Ekpe Udoh doesn't have eye-popping statistics.
But look a bit closer and you will see the third-year forward is making a major contribution to the Milwaukee Bucks defense.
Coach Scott Skiles certainly sees it and has rewarded the 6-foot-10 Udoh with playing time, an average of 20.4 minutes over the first seven games of the season.
Udoh and 6-11 Larry Sanders often play in tandem off the bench, helping to thwart opposing offenses.
And the progress of both players has helped the Bucks get off to a 5-2 start as they end a two-game home stand Saturday night against No. 1 overall draft pick Anthony Davis and the New Orleans Hornets.
Bucks fans knew a bit more about Sanders because he has been with the team since being drafted 15th overall in 2010. Udoh was the No. 6 pick in the same draft, selected by Golden State, and came to the Bucks as part of the Monta Ellis-Andrew Bogut deal in March.
"His main strength is he really helps keep the defense organized," Skiles said of Udoh. "He can block shots, of course.
"But that's obvious to anybody watching the game. It's not so obvious unless you know what we're trying to do, what he's really doing on the defensive end.
"He's always in the right spot. He's early in his help instead of late. He's a very high-level big guy for being in the right spot, anticipating the action and seeing it coming. His only thing is on the D-board and he's trying to make it an emphasis."
Udoh is not a strong defensive rebounder. But he finished with a team-high seven rebounds (three defensive boards) in the Bucks' 99-85 victory against Indiana on Wednesday.
His numbers are not that impressive: 5.6 points and 3.1 rebounds per game. But he knows his contributions are highly valued by his coach and teammates.
"This year I haven't blocked shots like I normally do," Udoh said. "But being there defensively is big. I alter shots or I'm just there on the pick-and-roll coverage.
"You've always got to know that stuff and be ready. Every little thing helps us."
The Bucks have depth in the big-man positions, a noticeable change from last season. Udoh's development has meant veteran Drew Gooden has been inactive for the last four games.

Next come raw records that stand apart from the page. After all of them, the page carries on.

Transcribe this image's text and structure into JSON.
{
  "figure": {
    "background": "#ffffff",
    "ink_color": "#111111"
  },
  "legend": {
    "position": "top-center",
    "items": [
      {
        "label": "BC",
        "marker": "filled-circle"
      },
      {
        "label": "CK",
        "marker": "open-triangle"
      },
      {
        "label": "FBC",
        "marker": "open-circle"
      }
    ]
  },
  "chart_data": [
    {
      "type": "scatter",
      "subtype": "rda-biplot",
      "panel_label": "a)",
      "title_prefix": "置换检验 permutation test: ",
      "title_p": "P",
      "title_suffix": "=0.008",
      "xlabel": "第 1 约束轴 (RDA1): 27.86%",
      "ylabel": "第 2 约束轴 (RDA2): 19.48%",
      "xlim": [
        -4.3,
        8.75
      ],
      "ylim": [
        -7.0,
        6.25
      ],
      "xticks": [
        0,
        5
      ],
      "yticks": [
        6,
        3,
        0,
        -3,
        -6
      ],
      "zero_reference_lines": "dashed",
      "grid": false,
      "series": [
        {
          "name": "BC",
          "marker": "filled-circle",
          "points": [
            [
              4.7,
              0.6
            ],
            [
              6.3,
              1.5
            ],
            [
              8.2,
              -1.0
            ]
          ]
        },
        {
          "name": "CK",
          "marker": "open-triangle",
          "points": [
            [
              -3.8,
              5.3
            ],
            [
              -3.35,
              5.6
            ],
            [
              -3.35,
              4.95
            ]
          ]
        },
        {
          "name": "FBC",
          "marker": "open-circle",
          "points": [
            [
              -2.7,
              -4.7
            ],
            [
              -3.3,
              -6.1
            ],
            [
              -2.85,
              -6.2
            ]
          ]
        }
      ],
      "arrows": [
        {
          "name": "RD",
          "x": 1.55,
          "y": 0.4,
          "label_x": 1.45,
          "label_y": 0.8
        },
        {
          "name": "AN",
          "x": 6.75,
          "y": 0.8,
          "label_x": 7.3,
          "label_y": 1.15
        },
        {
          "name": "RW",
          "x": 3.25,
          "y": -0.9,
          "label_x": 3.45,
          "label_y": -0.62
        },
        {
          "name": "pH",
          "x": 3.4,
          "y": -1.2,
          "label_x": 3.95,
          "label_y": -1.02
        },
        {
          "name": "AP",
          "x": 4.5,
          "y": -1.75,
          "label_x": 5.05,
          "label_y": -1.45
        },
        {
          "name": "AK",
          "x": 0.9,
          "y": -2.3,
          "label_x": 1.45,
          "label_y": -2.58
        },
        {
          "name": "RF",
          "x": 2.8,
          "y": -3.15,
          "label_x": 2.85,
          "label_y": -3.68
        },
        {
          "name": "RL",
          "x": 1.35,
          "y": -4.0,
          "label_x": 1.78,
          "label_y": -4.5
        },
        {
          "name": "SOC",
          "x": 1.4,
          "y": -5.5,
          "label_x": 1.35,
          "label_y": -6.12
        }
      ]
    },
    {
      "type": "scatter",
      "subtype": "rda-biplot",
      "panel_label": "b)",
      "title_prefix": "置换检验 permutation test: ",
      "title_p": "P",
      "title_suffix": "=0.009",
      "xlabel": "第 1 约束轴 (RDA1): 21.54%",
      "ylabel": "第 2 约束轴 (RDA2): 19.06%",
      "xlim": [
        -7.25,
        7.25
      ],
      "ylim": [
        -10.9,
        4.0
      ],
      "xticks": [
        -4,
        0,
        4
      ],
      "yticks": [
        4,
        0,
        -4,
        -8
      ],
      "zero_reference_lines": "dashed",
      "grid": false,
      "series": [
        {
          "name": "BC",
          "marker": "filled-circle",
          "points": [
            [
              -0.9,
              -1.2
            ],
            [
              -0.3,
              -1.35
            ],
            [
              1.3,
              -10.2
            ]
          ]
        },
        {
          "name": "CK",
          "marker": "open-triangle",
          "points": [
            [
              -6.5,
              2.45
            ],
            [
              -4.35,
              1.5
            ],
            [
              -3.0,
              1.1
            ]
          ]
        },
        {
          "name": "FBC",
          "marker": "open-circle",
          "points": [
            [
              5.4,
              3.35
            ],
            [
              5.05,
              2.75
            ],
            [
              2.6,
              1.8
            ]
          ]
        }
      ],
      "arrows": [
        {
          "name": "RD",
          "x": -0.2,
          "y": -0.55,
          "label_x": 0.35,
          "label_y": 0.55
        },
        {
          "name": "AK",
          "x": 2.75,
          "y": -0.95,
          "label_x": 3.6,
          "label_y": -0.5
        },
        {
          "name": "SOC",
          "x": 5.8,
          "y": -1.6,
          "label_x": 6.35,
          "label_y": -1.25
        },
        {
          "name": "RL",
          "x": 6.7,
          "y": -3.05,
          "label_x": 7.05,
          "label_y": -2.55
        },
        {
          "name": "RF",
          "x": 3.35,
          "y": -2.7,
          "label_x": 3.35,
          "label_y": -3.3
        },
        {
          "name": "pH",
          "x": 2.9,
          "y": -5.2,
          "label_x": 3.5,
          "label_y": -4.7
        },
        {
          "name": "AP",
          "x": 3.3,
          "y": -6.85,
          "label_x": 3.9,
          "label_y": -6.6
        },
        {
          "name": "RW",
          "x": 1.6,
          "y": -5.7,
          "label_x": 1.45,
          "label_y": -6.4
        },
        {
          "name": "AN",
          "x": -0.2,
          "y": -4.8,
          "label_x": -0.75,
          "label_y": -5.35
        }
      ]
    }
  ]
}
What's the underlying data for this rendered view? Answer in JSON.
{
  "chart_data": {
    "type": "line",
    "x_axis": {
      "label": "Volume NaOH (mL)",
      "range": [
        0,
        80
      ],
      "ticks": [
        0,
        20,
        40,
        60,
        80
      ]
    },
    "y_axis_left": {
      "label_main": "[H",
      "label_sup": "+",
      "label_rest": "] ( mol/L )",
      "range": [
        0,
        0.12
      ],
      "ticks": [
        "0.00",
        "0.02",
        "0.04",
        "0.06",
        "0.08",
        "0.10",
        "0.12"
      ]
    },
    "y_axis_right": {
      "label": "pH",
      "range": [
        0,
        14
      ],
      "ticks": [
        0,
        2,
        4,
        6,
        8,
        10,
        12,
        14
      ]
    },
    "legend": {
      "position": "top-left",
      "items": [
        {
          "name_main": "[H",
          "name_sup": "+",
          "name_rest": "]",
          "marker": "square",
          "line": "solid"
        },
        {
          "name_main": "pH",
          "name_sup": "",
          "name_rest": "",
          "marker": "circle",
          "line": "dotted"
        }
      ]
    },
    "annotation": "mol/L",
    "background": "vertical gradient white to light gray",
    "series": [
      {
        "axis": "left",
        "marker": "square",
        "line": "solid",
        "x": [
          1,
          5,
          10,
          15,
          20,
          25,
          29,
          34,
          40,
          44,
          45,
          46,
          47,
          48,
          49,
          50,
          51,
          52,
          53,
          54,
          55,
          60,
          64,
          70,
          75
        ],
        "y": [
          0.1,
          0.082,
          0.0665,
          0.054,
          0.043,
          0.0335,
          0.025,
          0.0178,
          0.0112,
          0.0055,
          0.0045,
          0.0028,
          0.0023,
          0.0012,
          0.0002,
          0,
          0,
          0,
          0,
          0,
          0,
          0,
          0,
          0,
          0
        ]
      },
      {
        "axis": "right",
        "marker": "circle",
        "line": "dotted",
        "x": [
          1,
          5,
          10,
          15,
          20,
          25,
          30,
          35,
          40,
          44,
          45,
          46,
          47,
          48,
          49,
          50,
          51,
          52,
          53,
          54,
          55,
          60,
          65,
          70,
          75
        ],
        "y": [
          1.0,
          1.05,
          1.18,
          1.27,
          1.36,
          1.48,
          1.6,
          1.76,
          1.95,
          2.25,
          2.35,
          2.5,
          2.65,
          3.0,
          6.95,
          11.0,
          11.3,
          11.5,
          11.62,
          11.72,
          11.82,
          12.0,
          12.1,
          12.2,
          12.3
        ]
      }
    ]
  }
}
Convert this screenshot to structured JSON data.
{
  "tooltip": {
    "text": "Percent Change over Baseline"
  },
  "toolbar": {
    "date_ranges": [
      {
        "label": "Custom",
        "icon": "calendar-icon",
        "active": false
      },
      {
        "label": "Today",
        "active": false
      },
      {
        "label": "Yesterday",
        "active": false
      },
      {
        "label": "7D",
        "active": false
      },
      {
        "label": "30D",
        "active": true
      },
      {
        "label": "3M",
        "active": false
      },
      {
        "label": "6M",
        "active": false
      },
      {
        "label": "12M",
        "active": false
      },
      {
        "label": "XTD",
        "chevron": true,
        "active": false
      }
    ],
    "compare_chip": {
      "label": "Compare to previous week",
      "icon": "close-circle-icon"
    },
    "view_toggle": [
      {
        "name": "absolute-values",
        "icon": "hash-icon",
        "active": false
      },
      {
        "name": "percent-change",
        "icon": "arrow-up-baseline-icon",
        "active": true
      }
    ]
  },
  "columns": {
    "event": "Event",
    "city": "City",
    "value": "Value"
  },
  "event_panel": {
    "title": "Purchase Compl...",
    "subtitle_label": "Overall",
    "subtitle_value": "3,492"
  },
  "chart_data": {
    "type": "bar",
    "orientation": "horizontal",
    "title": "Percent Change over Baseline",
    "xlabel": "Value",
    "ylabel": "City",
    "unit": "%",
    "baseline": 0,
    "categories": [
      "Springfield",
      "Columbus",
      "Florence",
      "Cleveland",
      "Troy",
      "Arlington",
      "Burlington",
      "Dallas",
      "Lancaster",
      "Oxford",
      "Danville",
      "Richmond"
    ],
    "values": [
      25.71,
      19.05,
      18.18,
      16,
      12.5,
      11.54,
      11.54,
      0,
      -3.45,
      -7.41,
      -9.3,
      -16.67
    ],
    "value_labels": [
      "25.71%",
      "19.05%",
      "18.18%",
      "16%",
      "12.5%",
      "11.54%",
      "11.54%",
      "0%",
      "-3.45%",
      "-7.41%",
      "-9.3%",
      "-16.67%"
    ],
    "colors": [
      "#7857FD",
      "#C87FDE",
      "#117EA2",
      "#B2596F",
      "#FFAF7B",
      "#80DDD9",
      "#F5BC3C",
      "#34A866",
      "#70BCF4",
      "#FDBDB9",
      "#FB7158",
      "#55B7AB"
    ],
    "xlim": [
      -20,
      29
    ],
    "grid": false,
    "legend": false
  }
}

Rookie power forward John Henson returned from an injury on Nov. 7 but has played only in a lopsided loss to Memphis and in the fourth quarter of Wednesday's rout of the Pacers.
Udoh admits he didn't know what to think when he was traded along with Ellis to the Bucks last season.
"Of course I was apprehensive," Udoh said. "I came here and I didn't know much. It really messed me up that I got traded so I just went out here and played."
Now with a full training camp behind him, the 25-year-old is feeling much more comfortable with his new team.
"We're really starting to play good ball," Udoh said. "We can't feel good about ourselves. We've got to keep being dogs out there and it will all pay off."
The Bucks never considered Udoh a throw-in when making the deal with the Warriors. He was not included by Golden State at the outset, but the Bucks wanted a big man to at least partially offset the loss of the 7-foot Bogut.
"We wouldn't have done it without him," Skiles said. "It's not that we were trying to compare him to anybody else. It's just that we thought he was a quality big player that could help us."
Udoh played two years at Michigan, but his draft stock rose after a strong junior year at Baylor in 2009-'10, when he averaged 13.9 points and 9.8 rebounds.
He played in 58 games with Golden State as a rookie and in 61 games (11 starts) last season. He averaged 1.67 blocks in his second year, ranking 11th in the league.
Skiles said he wants both Udoh and Sanders to keep moving on offense and not to be "ball-holders."
"He has good post moves," Skiles said. "He screens, he rolls; he can move around the floor. He can put the ball down and make dribble-handoff plays that help facilitate the offense for other guys."
Udoh said he is trying to make a play when he has the ball and being aware of Ellis and Brandon Jennings, the Bucks' high-scoring backcourt tandem.
And on defense he's communicating with his teammates and working together with Sanders when they are on the floor together.
"It's crazy," Udoh said. "On defense we both can guard on the perimeter and we both can get blocked shots.
"All the time we're talking; in timeouts we're talking what we need to do. He always has my back. I always have his back. We're animals."